Monday, September 23, 2019

Burnout is Real

I am going to be really honest here. I am stressed. The past month and half at my house has been crazy busy. My kids have returned to school which means adjusting to a new schedule and the return of homework. The start of school also means I am back at work. My husband, who travels for work, has been gone a lot. The fall sports schedule is underway. All this combines to lead to one stressed and overwhelmed mama. 

The thing is I know I am not alone. Parents of kids of all ages feel stressed and overwhelmed. They also don't feel supported. Motherly found in their 2019 State of Motherhood Survey that "51% of moms feel discouraged when it comes to managing the stress of work and motherhood. About one-third of moms said that their mental and physical health is suffering. And 85% of moms said that our society does not do a good job of supporting mothers." 

All I can think is...Eighty-five percent! There is something wrong when 85% of mothers don't feel supported by our society. And I know it is isn't just moms. Dads feel overwhelmed and stressed too. 

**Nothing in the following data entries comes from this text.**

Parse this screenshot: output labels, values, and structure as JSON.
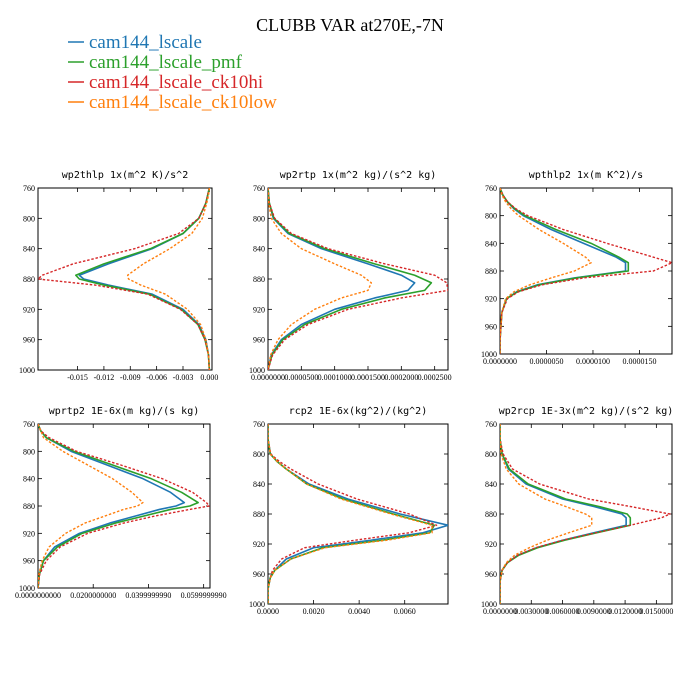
{
  "title": "CLUBB VAR at270E,-7N",
  "legend": [
    {
      "name": "cam144_lscale",
      "color": "#1f77b4"
    },
    {
      "name": "cam144_lscale_pmf",
      "color": "#2ca02c"
    },
    {
      "name": "cam144_lscale_ck10hi",
      "color": "#d62728"
    },
    {
      "name": "cam144_lscale_ck10low",
      "color": "#ff7f0e"
    }
  ],
  "chart_data": [
    {
      "type": "line",
      "title": "wp2thlp  1x(m^2 K)/s^2",
      "xlim": [
        -0.0195,
        0.0003
      ],
      "ylim": [
        760,
        1000
      ],
      "xticks": [
        -0.015,
        -0.012,
        -0.009,
        -0.006,
        -0.003,
        0.0
      ],
      "xtick_labels": [
        "-0.015",
        "-0.012",
        "-0.009",
        "-0.006",
        "-0.003",
        "0.000"
      ],
      "yticks": [
        760,
        800,
        840,
        880,
        920,
        960,
        1000
      ],
      "y": [
        760,
        770,
        780,
        800,
        820,
        840,
        860,
        875,
        880,
        888,
        900,
        920,
        940,
        960,
        980,
        1000
      ],
      "series": [
        {
          "name": "cam144_lscale",
          "values": [
            0.0,
            -0.0002,
            -0.0004,
            -0.0012,
            -0.003,
            -0.0065,
            -0.0115,
            -0.0148,
            -0.0143,
            -0.0115,
            -0.0065,
            -0.003,
            -0.0012,
            -0.0004,
            -0.0001,
            0.0
          ]
        },
        {
          "name": "cam144_lscale_pmf",
          "values": [
            0.0,
            -0.0002,
            -0.0004,
            -0.0012,
            -0.003,
            -0.0067,
            -0.012,
            -0.0152,
            -0.0148,
            -0.012,
            -0.0068,
            -0.0032,
            -0.0013,
            -0.0005,
            -0.0001,
            0.0
          ]
        },
        {
          "name": "cam144_lscale_ck10hi",
          "values": [
            0.0,
            -0.0002,
            -0.0004,
            -0.0012,
            -0.0035,
            -0.0085,
            -0.0155,
            -0.019,
            -0.0195,
            -0.013,
            -0.007,
            -0.0033,
            -0.0013,
            -0.0005,
            -0.0001,
            0.0
          ]
        },
        {
          "name": "cam144_lscale_ck10low",
          "values": [
            0.0,
            -0.0001,
            -0.0003,
            -0.0008,
            -0.002,
            -0.0045,
            -0.0075,
            -0.0093,
            -0.0092,
            -0.0078,
            -0.005,
            -0.0025,
            -0.001,
            -0.0004,
            -0.0001,
            0.0
          ]
        }
      ]
    },
    {
      "type": "line",
      "title": "wp2rtp  1x(m^2 kg)/(s^2 kg)",
      "xlim": [
        0.0,
        0.00027
      ],
      "ylim": [
        760,
        1000
      ],
      "xticks": [
        0.0,
        5e-05,
        0.0001,
        0.00015,
        0.0002,
        0.00025
      ],
      "xtick_labels": [
        "0.0000000",
        "0.0000500",
        "0.0001000",
        "0.0001500",
        "0.0002000",
        "0.0002500"
      ],
      "yticks": [
        760,
        800,
        840,
        880,
        920,
        960,
        1000
      ],
      "y": [
        760,
        780,
        800,
        820,
        840,
        860,
        875,
        885,
        895,
        905,
        920,
        940,
        960,
        980,
        1000
      ],
      "series": [
        {
          "name": "cam144_lscale",
          "values": [
            0.0,
            2e-06,
            8e-06,
            3e-05,
            8e-05,
            0.00015,
            0.0002,
            0.00022,
            0.00021,
            0.00016,
            0.0001,
            5e-05,
            2e-05,
            5e-06,
            0.0
          ]
        },
        {
          "name": "cam144_lscale_pmf",
          "values": [
            0.0,
            2e-06,
            9e-06,
            3.2e-05,
            8.5e-05,
            0.00016,
            0.00022,
            0.000245,
            0.000235,
            0.000175,
            0.00011,
            5.5e-05,
            2.2e-05,
            6e-06,
            0.0
          ]
        },
        {
          "name": "cam144_lscale_ck10hi",
          "values": [
            0.0,
            2e-06,
            1e-05,
            3.5e-05,
            9e-05,
            0.000175,
            0.00025,
            0.000268,
            0.00027,
            0.0002,
            0.00012,
            6e-05,
            2.5e-05,
            7e-06,
            0.0
          ]
        },
        {
          "name": "cam144_lscale_ck10low",
          "values": [
            0.0,
            1e-06,
            5e-06,
            2e-05,
            5e-05,
            0.0001,
            0.00014,
            0.000155,
            0.00015,
            0.00011,
            7e-05,
            3.5e-05,
            1.5e-05,
            4e-06,
            0.0
          ]
        }
      ]
    },
    {
      "type": "line",
      "title": "wpthlp2  1x(m K^2)/s",
      "xlim": [
        0.0,
        1.85e-05
      ],
      "ylim": [
        760,
        1000
      ],
      "xticks": [
        0.0,
        5e-06,
        1e-05,
        1.5e-05
      ],
      "xtick_labels": [
        "0.0000000",
        "0.0000050",
        "0.0000100",
        "0.0000150"
      ],
      "yticks": [
        760,
        800,
        840,
        880,
        920,
        960,
        1000
      ],
      "y": [
        760,
        770,
        780,
        790,
        800,
        820,
        840,
        860,
        868,
        880,
        890,
        900,
        910,
        920,
        940,
        960,
        980,
        1000
      ],
      "series": [
        {
          "name": "cam144_lscale",
          "values": [
            0.0,
            3e-07,
            8e-07,
            1.5e-06,
            2.5e-06,
            5.5e-06,
            9e-06,
            1.25e-05,
            1.35e-05,
            1.35e-05,
            8e-06,
            4e-06,
            1.8e-06,
            7e-07,
            2e-07,
            1e-07,
            0.0,
            0.0
          ]
        },
        {
          "name": "cam144_lscale_pmf",
          "values": [
            0.0,
            3e-07,
            8e-07,
            1.6e-06,
            2.7e-06,
            6e-06,
            9.8e-06,
            1.28e-05,
            1.38e-05,
            1.38e-05,
            8.2e-06,
            4.2e-06,
            1.9e-06,
            7e-07,
            2e-07,
            1e-07,
            0.0,
            0.0
          ]
        },
        {
          "name": "cam144_lscale_ck10hi",
          "values": [
            0.0,
            3e-07,
            8e-07,
            1.7e-06,
            3e-06,
            6.8e-06,
            1.15e-05,
            1.65e-05,
            1.85e-05,
            1.65e-05,
            9e-06,
            4.5e-06,
            2e-06,
            8e-07,
            2e-07,
            1e-07,
            0.0,
            0.0
          ]
        },
        {
          "name": "cam144_lscale_ck10low",
          "values": [
            0.0,
            2e-07,
            6e-07,
            1.2e-06,
            2e-06,
            4.2e-06,
            6.8e-06,
            9.2e-06,
            9.8e-06,
            8e-06,
            5.5e-06,
            3.2e-06,
            1.5e-06,
            6e-07,
            2e-07,
            1e-07,
            0.0,
            0.0
          ]
        }
      ]
    },
    {
      "type": "line",
      "title": "wprtp2  1E-6x(m kg)/(s kg)",
      "xlim": [
        0.0,
        0.0623
      ],
      "ylim": [
        760,
        1000
      ],
      "xticks": [
        0.0,
        0.02,
        0.04,
        0.06
      ],
      "xtick_labels": [
        "0.0000000000",
        "0.0200000000",
        "0.0399999990",
        "0.0599999990"
      ],
      "yticks": [
        760,
        800,
        840,
        880,
        920,
        960,
        1000
      ],
      "y": [
        760,
        770,
        780,
        800,
        820,
        840,
        860,
        875,
        880,
        885,
        895,
        905,
        920,
        940,
        960,
        980,
        1000
      ],
      "series": [
        {
          "name": "cam144_lscale",
          "values": [
            0.0,
            0.001,
            0.003,
            0.012,
            0.025,
            0.038,
            0.048,
            0.053,
            0.05,
            0.044,
            0.035,
            0.026,
            0.015,
            0.006,
            0.002,
            0.0005,
            0.0
          ]
        },
        {
          "name": "cam144_lscale_pmf",
          "values": [
            0.0,
            0.001,
            0.003,
            0.013,
            0.027,
            0.041,
            0.052,
            0.058,
            0.055,
            0.048,
            0.038,
            0.028,
            0.016,
            0.007,
            0.002,
            0.0005,
            0.0
          ]
        },
        {
          "name": "cam144_lscale_ck10hi",
          "values": [
            0.0,
            0.001,
            0.004,
            0.014,
            0.03,
            0.045,
            0.056,
            0.061,
            0.062,
            0.055,
            0.042,
            0.031,
            0.018,
            0.008,
            0.003,
            0.0006,
            0.0
          ]
        },
        {
          "name": "cam144_lscale_ck10low",
          "values": [
            0.0,
            0.001,
            0.002,
            0.009,
            0.018,
            0.027,
            0.034,
            0.038,
            0.036,
            0.031,
            0.024,
            0.017,
            0.01,
            0.004,
            0.0015,
            0.0003,
            0.0
          ]
        }
      ]
    },
    {
      "type": "line",
      "title": "rcp2  1E-6x(kg^2)/(kg^2)",
      "xlim": [
        0.0,
        0.0079
      ],
      "ylim": [
        760,
        1000
      ],
      "xticks": [
        0.0,
        0.002,
        0.004,
        0.006
      ],
      "xtick_labels": [
        "0.0000",
        "0.0020",
        "0.0040",
        "0.0060"
      ],
      "yticks": [
        760,
        800,
        840,
        880,
        920,
        960,
        1000
      ],
      "y": [
        760,
        780,
        790,
        800,
        810,
        820,
        840,
        860,
        880,
        895,
        905,
        915,
        925,
        940,
        955,
        965,
        980,
        1000
      ],
      "series": [
        {
          "name": "cam144_lscale",
          "values": [
            0.0,
            0.0,
            5e-05,
            0.0001,
            0.0004,
            0.0008,
            0.0018,
            0.0035,
            0.0058,
            0.0079,
            0.0068,
            0.0045,
            0.002,
            0.0008,
            0.0003,
            0.0001,
            0.0,
            0.0
          ]
        },
        {
          "name": "cam144_lscale_pmf",
          "values": [
            0.0,
            0.0,
            5e-05,
            0.0001,
            0.0004,
            0.0008,
            0.0017,
            0.0033,
            0.0055,
            0.0073,
            0.0071,
            0.005,
            0.0024,
            0.001,
            0.0003,
            0.0001,
            0.0,
            0.0
          ]
        },
        {
          "name": "cam144_lscale_ck10hi",
          "values": [
            0.0,
            0.0,
            6e-05,
            0.00012,
            0.0005,
            0.001,
            0.0022,
            0.0039,
            0.0062,
            0.0074,
            0.0062,
            0.0038,
            0.0016,
            0.0006,
            0.0002,
            0.0001,
            0.0,
            0.0
          ]
        },
        {
          "name": "cam144_lscale_ck10low",
          "values": [
            0.0,
            0.0,
            5e-05,
            0.0001,
            0.0004,
            0.0008,
            0.0017,
            0.0032,
            0.0054,
            0.0072,
            0.0072,
            0.0052,
            0.0025,
            0.001,
            0.0003,
            0.0001,
            0.0,
            0.0
          ]
        }
      ]
    },
    {
      "type": "line",
      "title": "wp2rcp  1E-3x(m^2 kg)/(s^2 kg)",
      "xlim": [
        0.0,
        0.0165
      ],
      "ylim": [
        760,
        1000
      ],
      "xticks": [
        0.0,
        0.003,
        0.006,
        0.009,
        0.012,
        0.015
      ],
      "xtick_labels": [
        "0.0000000",
        "0.0030000",
        "0.0060000",
        "0.0090000",
        "0.0120000",
        "0.0150000"
      ],
      "yticks": [
        760,
        800,
        840,
        880,
        920,
        960,
        1000
      ],
      "y": [
        760,
        780,
        800,
        820,
        840,
        860,
        870,
        880,
        885,
        895,
        905,
        915,
        925,
        935,
        945,
        955,
        970,
        1000
      ],
      "series": [
        {
          "name": "cam144_lscale",
          "values": [
            0.0,
            0.0,
            0.0002,
            0.0008,
            0.0025,
            0.006,
            0.009,
            0.0117,
            0.0121,
            0.0121,
            0.009,
            0.006,
            0.0035,
            0.0017,
            0.0007,
            0.0002,
            0.0,
            0.0
          ]
        },
        {
          "name": "cam144_lscale_pmf",
          "values": [
            0.0,
            0.0,
            0.0002,
            0.0009,
            0.0027,
            0.0063,
            0.0095,
            0.0122,
            0.0125,
            0.0125,
            0.0093,
            0.0062,
            0.0036,
            0.0018,
            0.0007,
            0.0002,
            0.0,
            0.0
          ]
        },
        {
          "name": "cam144_lscale_ck10hi",
          "values": [
            0.0,
            0.0,
            0.0003,
            0.0012,
            0.0038,
            0.0085,
            0.0125,
            0.0163,
            0.0155,
            0.0125,
            0.0092,
            0.006,
            0.0034,
            0.0017,
            0.0007,
            0.0002,
            0.0,
            0.0
          ]
        },
        {
          "name": "cam144_lscale_ck10low",
          "values": [
            0.0,
            0.0,
            0.0001,
            0.0006,
            0.0018,
            0.0043,
            0.0063,
            0.0082,
            0.0088,
            0.0088,
            0.0066,
            0.0045,
            0.0028,
            0.0014,
            0.0006,
            0.0002,
            0.0,
            0.0
          ]
        }
      ]
    }
  ]
}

So what can we do about this? First, we as parents need to reach out for support. One great place to find this for parents of young children is Early Childhood Family Education (ECFE). ECFE is a parent education program but just as important is the support and connection that we help facilitate between parents. Come join us for a class!

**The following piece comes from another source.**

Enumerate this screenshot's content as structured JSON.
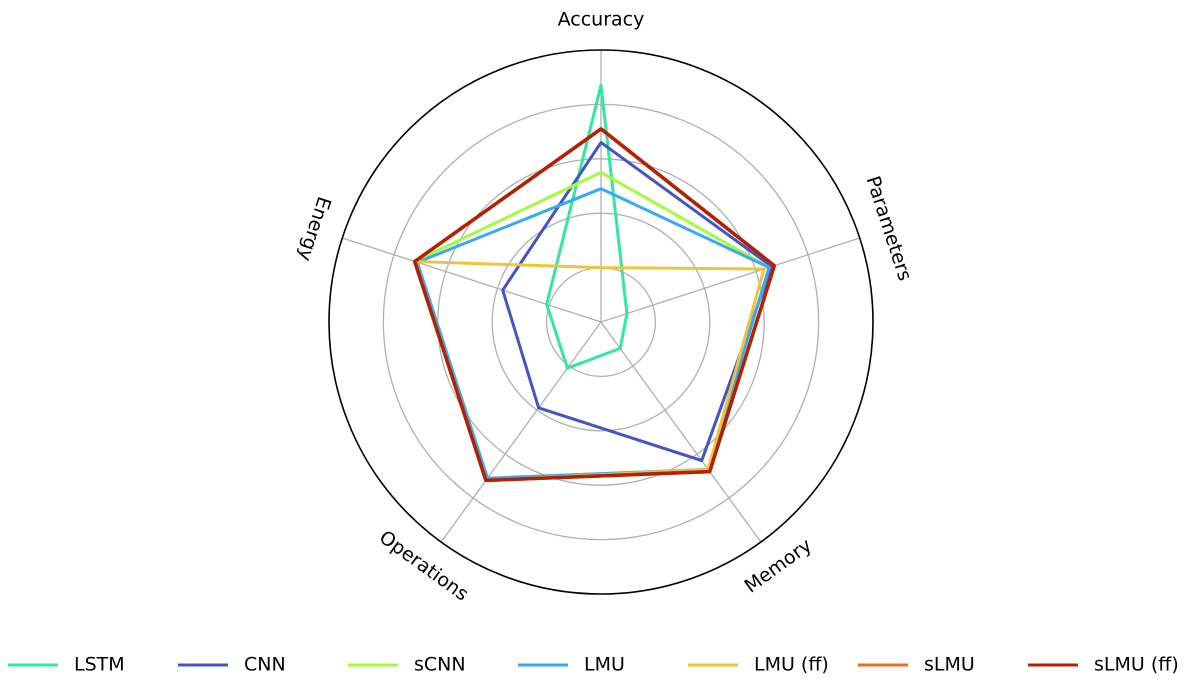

Let's also strive to create a supportive community to surround all parents. When you see a parent of a toddler in the throws of a tantrum in the middle of the grocery store aisle, give that parent a smile. Let them know you have been there. Tell them they've got this. Do you know a parent of a new baby? Maybe make an double batch of dinner and bring the extra over to share. Volunteer to come over and watch your friend's kid so they can take an uninterrupted nap.

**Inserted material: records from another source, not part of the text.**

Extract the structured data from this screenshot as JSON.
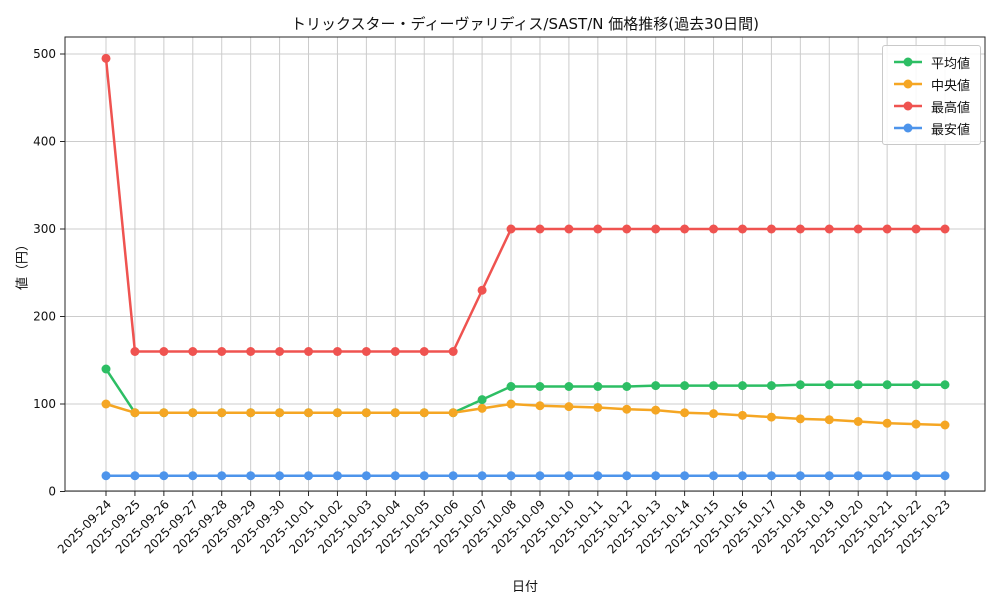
{
  "page": {
    "background": "#ffffff"
  },
  "chart_data": {
    "type": "line",
    "title": "トリックスター・ディーヴァリディス/SAST/N 価格推移(過去30日間)",
    "xlabel": "日付",
    "ylabel": "値（円）",
    "yticks": [
      0,
      100,
      200,
      300,
      400,
      500
    ],
    "ylim": [
      0,
      520
    ],
    "grid": true,
    "legend_position": "upper right",
    "grid_color": "#cccccc",
    "spine_color": "#262626",
    "categories": [
      "2025-09-24",
      "2025-09-25",
      "2025-09-26",
      "2025-09-27",
      "2025-09-28",
      "2025-09-29",
      "2025-09-30",
      "2025-10-01",
      "2025-10-02",
      "2025-10-03",
      "2025-10-04",
      "2025-10-05",
      "2025-10-06",
      "2025-10-07",
      "2025-10-08",
      "2025-10-09",
      "2025-10-10",
      "2025-10-11",
      "2025-10-12",
      "2025-10-13",
      "2025-10-14",
      "2025-10-15",
      "2025-10-16",
      "2025-10-17",
      "2025-10-18",
      "2025-10-19",
      "2025-10-20",
      "2025-10-21",
      "2025-10-22",
      "2025-10-23"
    ],
    "series": [
      {
        "key": "average",
        "name": "平均値",
        "color": "#2DBE64",
        "values": [
          140,
          90,
          90,
          90,
          90,
          90,
          90,
          90,
          90,
          90,
          90,
          90,
          90,
          105,
          120,
          120,
          120,
          120,
          120,
          121,
          121,
          121,
          121,
          121,
          122,
          122,
          122,
          122,
          122,
          122
        ]
      },
      {
        "key": "median",
        "name": "中央値",
        "color": "#F5A623",
        "values": [
          100,
          90,
          90,
          90,
          90,
          90,
          90,
          90,
          90,
          90,
          90,
          90,
          90,
          95,
          100,
          98,
          97,
          96,
          94,
          93,
          90,
          89,
          87,
          85,
          83,
          82,
          80,
          78,
          77,
          76
        ]
      },
      {
        "key": "max",
        "name": "最高値",
        "color": "#EF5350",
        "values": [
          495,
          160,
          160,
          160,
          160,
          160,
          160,
          160,
          160,
          160,
          160,
          160,
          160,
          230,
          300,
          300,
          300,
          300,
          300,
          300,
          300,
          300,
          300,
          300,
          300,
          300,
          300,
          300,
          300,
          300
        ]
      },
      {
        "key": "min",
        "name": "最安値",
        "color": "#4D94EB",
        "values": [
          18,
          18,
          18,
          18,
          18,
          18,
          18,
          18,
          18,
          18,
          18,
          18,
          18,
          18,
          18,
          18,
          18,
          18,
          18,
          18,
          18,
          18,
          18,
          18,
          18,
          18,
          18,
          18,
          18,
          18
        ]
      }
    ]
  }
}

Also, let's get real on social media. We need to stop comparing our lives and/or kids to what other people are posting. Recognize that the perfect family picture that someone posts probably took at least a dozen not so perfect attempts. More than like at least one kid cried and one parent yelled! Maybe we can take it a step further. Maybe we could post one or two pictures or stories where we show what real life is like!

And if you are like me, feeling stressed and overwhelmed by trying to balance all of it, don't be afraid to ask for help. I know this is hard but we have to be willing to be vulnerable. We have to be willing to say we aren't perfect and we don't have it all together. If we take this step, and maybe even ask for help, other parents maybe inspired to do the same.